As the name suggests, tech neck is a common name for pain in your neck, upper shoulders and back associated with use of technology (i.e. phones, laptops, computers, gaming consoles). This is not a medical diagnosis but it has become a common phrase to describe a group of symptoms that are related to neck and overall posture while interacting with technology throughout your daily life. 

As the pandemic rolls on, we have seen an increase in people coming through our door with “tech neck” complaints. With the doors to the traditional office space locked, many have had to adjust to a work from home environment that does not include their beloved sit to stand desks, supportive desk chairs, and ergonomically set up monitors. Some have taken over the couch or bed as the new office, or possibly the kitchen counter or dining room table. If this sounds familiar, your body may be having a hard time adjusting to the new daily stresses and strains associated with prolonged hours on your computer in these not-so-ideal work positions. 

Do you catch yourself slouching in your chair with rounded head and shoulders, or perching at the edge of your chair trying your best to sit up military straight? Do you generally feel stiff and painful after spending time on your computer or phone? Keep reading to find out more about tech neck and what you can do to minimize these dreaded symptoms. 

Tech Neck Symptoms

Common symptoms related to prolonged phone, laptop or computer use include:

  • Headache: This is usually a tension-type headache that worsens as the day goes on.
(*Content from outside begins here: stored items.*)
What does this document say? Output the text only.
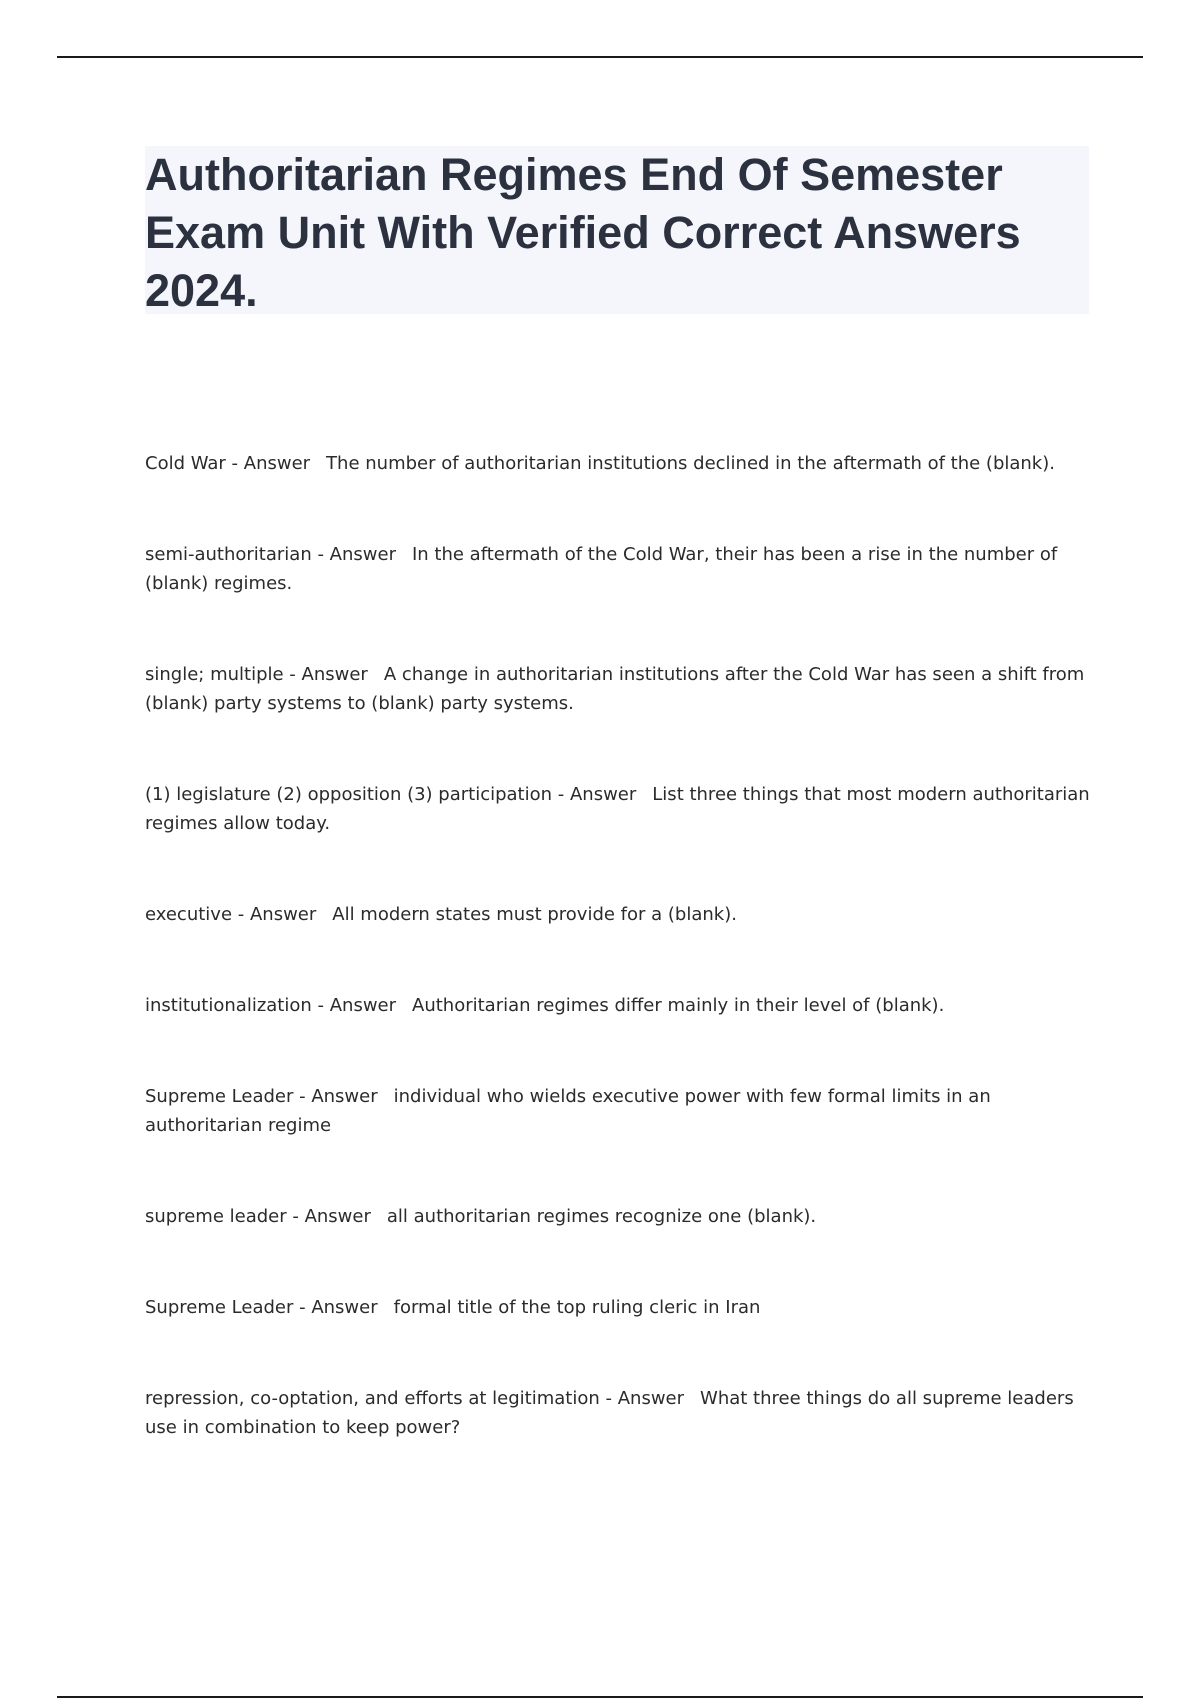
Authoritarian Regimes End Of Semester Exam Unit With Verified Correct Answers 2024.

Cold War - Answer The number of authoritarian institutions declined in the aftermath of the (blank).

semi-authoritarian - Answer In the aftermath of the Cold War, their has been a rise in the number of (blank) regimes.

single; multiple - Answer A change in authoritarian institutions after the Cold War has seen a shift from (blank) party systems to (blank) party systems.

(1) legislature (2) opposition (3) participation - Answer List three things that most modern authoritarian regimes allow today.

executive - Answer All modern states must provide for a (blank).

institutionalization - Answer Authoritarian regimes differ mainly in their level of (blank).

Supreme Leader - Answer individual who wields executive power with few formal limits in an authoritarian regime

supreme leader - Answer all authoritarian regimes recognize one (blank).

Supreme Leader - Answer formal title of the top ruling cleric in Iran

repression, co-optation, and efforts at legitimation - Answer What three things do all supreme leaders use in combination to keep power?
Classic tension headaches start at the base of your skull, and migrate up to your forehead and/or behind your eyes. Headache pain may be on both sides of your head, or predominately on one side.  
  • Neck pain: This can be vague or point specific in nature, and range from the base of your skull to the shoulder blades. You may notice pain at rest, and/or pain that worsens with head and neck movements, especially looking down at your monitor or phone.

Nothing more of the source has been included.